No, never, no way, nope.
"I hate it when anyone texts or emails in those stupid acronyms and abbreviations. I'm all for full sentences and proper punctuation, even in texts!" exclaims Lauren, 33.

"Kill the abbreviators. Kill them all," says Megan, 29.

"Men save time by using abbreviations. I use that time to judge them," says Jennifer, 27.

"While I embrace the fact that language is constantly evolving, I find eloquence and a good vocabulary hot. So, from a random person or friend, text lingo doesn't bother me. But if I were interested in someone, even 'LOL' would turn me off," says Tanya, 37.

Then there are the exceptions … especially when it comes to emojis.
"I can handle some abbreviations (I've learned to use many myself, mainly because of Twitter, even though they used to make me twitch).
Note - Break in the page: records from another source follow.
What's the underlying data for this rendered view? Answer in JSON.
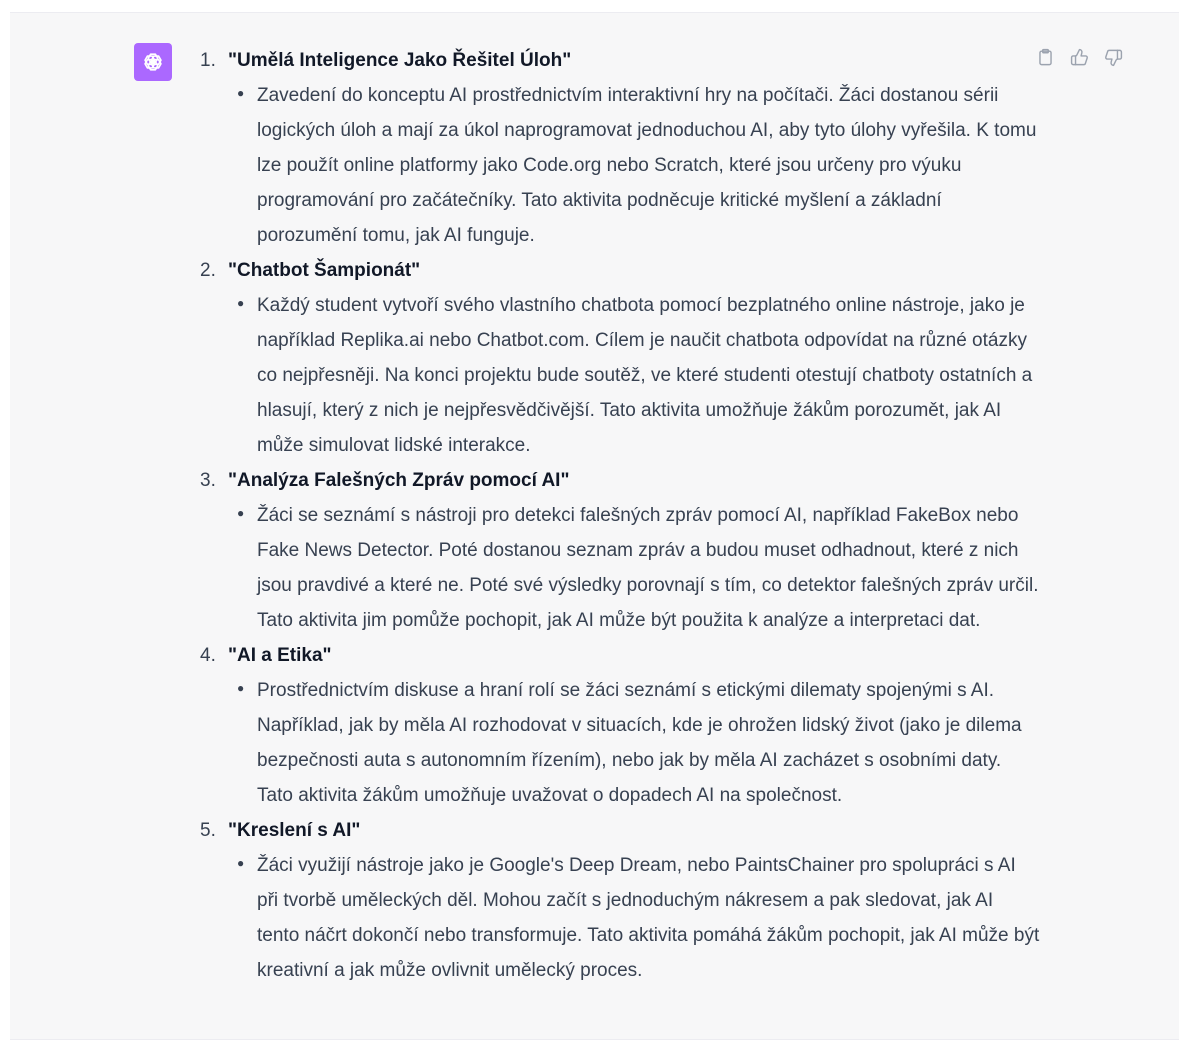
{
  "icons": {
    "avatar": "openai-logo-icon",
    "copy": "clipboard-icon",
    "like": "thumbs-up-icon",
    "dislike": "thumbs-down-icon"
  },
  "colors": {
    "avatar_bg": "#ab68ff",
    "message_bg": "#f7f7f8",
    "text": "#374151"
  },
  "items": [
    {
      "number": "1.",
      "title": "\"Umělá Inteligence Jako Řešitel Úloh\"",
      "bullet": "Zavedení do konceptu AI prostřednictvím interaktivní hry na počítači. Žáci dostanou sérii logických úloh a mají za úkol naprogramovat jednoduchou AI, aby tyto úlohy vyřešila. K tomu lze použít online platformy jako Code.org nebo Scratch, které jsou určeny pro výuku programování pro začátečníky. Tato aktivita podněcuje kritické myšlení a základní porozumění tomu, jak AI funguje."
    },
    {
      "number": "2.",
      "title": "\"Chatbot Šampionát\"",
      "bullet": "Každý student vytvoří svého vlastního chatbota pomocí bezplatného online nástroje, jako je například Replika.ai nebo Chatbot.com. Cílem je naučit chatbota odpovídat na různé otázky co nejpřesněji. Na konci projektu bude soutěž, ve které studenti otestují chatboty ostatních a hlasují, který z nich je nejpřesvědčivější. Tato aktivita umožňuje žákům porozumět, jak AI může simulovat lidské interakce."
    },
    {
      "number": "3.",
      "title": "\"Analýza Falešných Zpráv pomocí AI\"",
      "bullet": "Žáci se seznámí s nástroji pro detekci falešných zpráv pomocí AI, například FakeBox nebo Fake News Detector. Poté dostanou seznam zpráv a budou muset odhadnout, které z nich jsou pravdivé a které ne. Poté své výsledky porovnají s tím, co detektor falešných zpráv určil. Tato aktivita jim pomůže pochopit, jak AI může být použita k analýze a interpretaci dat."
    },
    {
      "number": "4.",
      "title": "\"AI a Etika\"",
      "bullet": "Prostřednictvím diskuse a hraní rolí se žáci seznámí s etickými dilematy spojenými s AI. Například, jak by měla AI rozhodovat v situacích, kde je ohrožen lidský život (jako je dilema bezpečnosti auta s autonomním řízením), nebo jak by měla AI zacházet s osobními daty. Tato aktivita žákům umožňuje uvažovat o dopadech AI na společnost."
    },
    {
      "number": "5.",
      "title": "\"Kreslení s AI\"",
      "bullet": "Žáci využijí nástroje jako je Google's Deep Dream, nebo PaintsChainer pro spolupráci s AI při tvorbě uměleckých děl. Mohou začít s jednoduchým nákresem a pak sledovat, jak AI tento náčrt dokončí nebo transformuje. Tato aktivita pomáhá žákům pochopit, jak AI může být kreativní a jak může ovlivnit umělecký proces."
    }
  ]
}
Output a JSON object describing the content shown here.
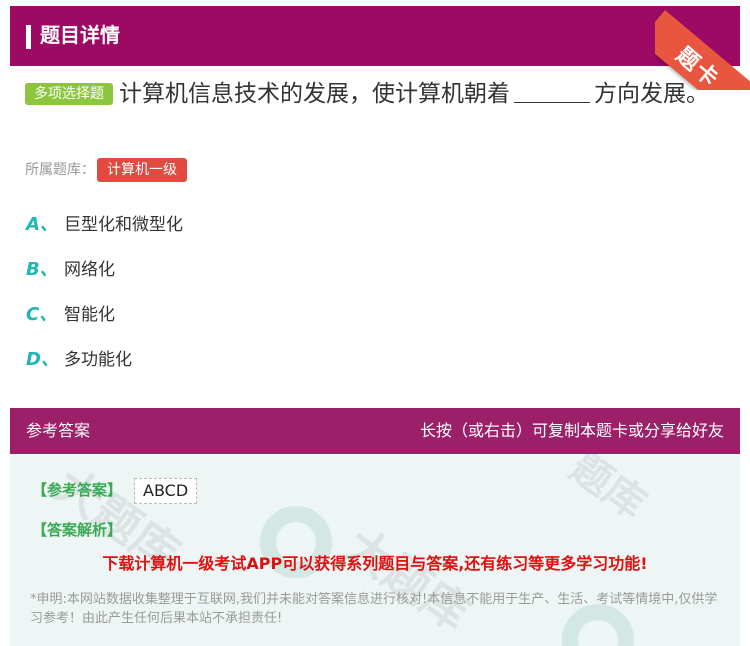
{
  "header": {
    "title": "题目详情",
    "corner_label": "题卡"
  },
  "question": {
    "type_tag": "多项选择题",
    "text_before_blank": "计算机信息技术的发展，使计算机朝着",
    "text_after_blank": "方向发展。",
    "bank_label": "所属题库：",
    "bank_name": "计算机一级"
  },
  "options": [
    {
      "letter": "A、",
      "text": "巨型化和微型化"
    },
    {
      "letter": "B、",
      "text": "网络化"
    },
    {
      "letter": "C、",
      "text": "智能化"
    },
    {
      "letter": "D、",
      "text": "多功能化"
    }
  ],
  "answer_bar": {
    "left_label": "参考答案",
    "right_label": "长按（或右击）可复制本题卡或分享给好友"
  },
  "answer_panel": {
    "answer_label": "【参考答案】",
    "answer_value": "ABCD",
    "analysis_label": "【答案解析】",
    "promo": "下载计算机一级考试APP可以获得系列题目与答案,还有练习等更多学习功能!",
    "disclaimer": "*申明:本网站数据收集整理于互联网,我们并未能对答案信息进行核对!本信息不能用于生产、生活、考试等情境中,仅供学习参考！由此产生任何后果本站不承担责任!"
  },
  "colors": {
    "header_bg": "#9c0a63",
    "answer_bar_bg": "#9c1f6a",
    "option_letter": "#1fb6b3",
    "type_tag_bg": "#8cc63f",
    "bank_tag_bg": "#e04a3f",
    "answer_label": "#3aaa55",
    "promo_text": "#e01010",
    "corner_ribbon": "#e8563f"
  }
}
Emoticons are fine and convey real stuff, if used sparingly. LOL, IRL, FTR, IMHO are fine. 'C U L8R," would bug the ever-living crap out of me. I have never dated someone that felt the need to severely abbreviate EVERYTHING, so I’m not sure how I would handle it. I did, however, once stop following a former work buddy on FB because she seemed to ONLY speak in abbreviations here, of all places, where your characters aren't limited — and I mean whole PARAGRAPHS. I couldn't handle it," says Becky, 30.

"I'm not a fan of text lingo. It makes me think you're acting like a girly teenager. Emojis are okay when used thoughtfully (like when Tim Gunn on Project Runway says ‘Use the Aldo accessory wall thoughtfully!') Too many and you're an annoying pubescent teenybopper. On the other hand, texting with my husband, we have our own lingo and made up words. This I'm cool with because it makes me laugh," says Jill, 31.

"It's totally fine to use emoji, abbreviations, and stuff if I know the guy can write well, and he's just choosing to do so just to save time or is being playful," says Mieko, 38.

"I kinda really hate certain ones, like 'LMAO', but honestly, nothing conveys a message like a good sticker (speaking specifically here of FB messaging, obviously). When you want pizza for dinner and need to relate that quickly, he'll know exactly what it means when I send this [Pusheen eating pizza sticker]," says Sabrina, 27.

Breaking news: This isn't Wheel of Fortune.
"My husband is not the best speller but he texts in complete sentences and uses full words. I cannot handle 'C U L8R' or 'HW R U?' THIS IS NOT WHEEL OF FORTUNE. YOU DO NOT HAVE TO BUY VOWELS," says Colleen, 30.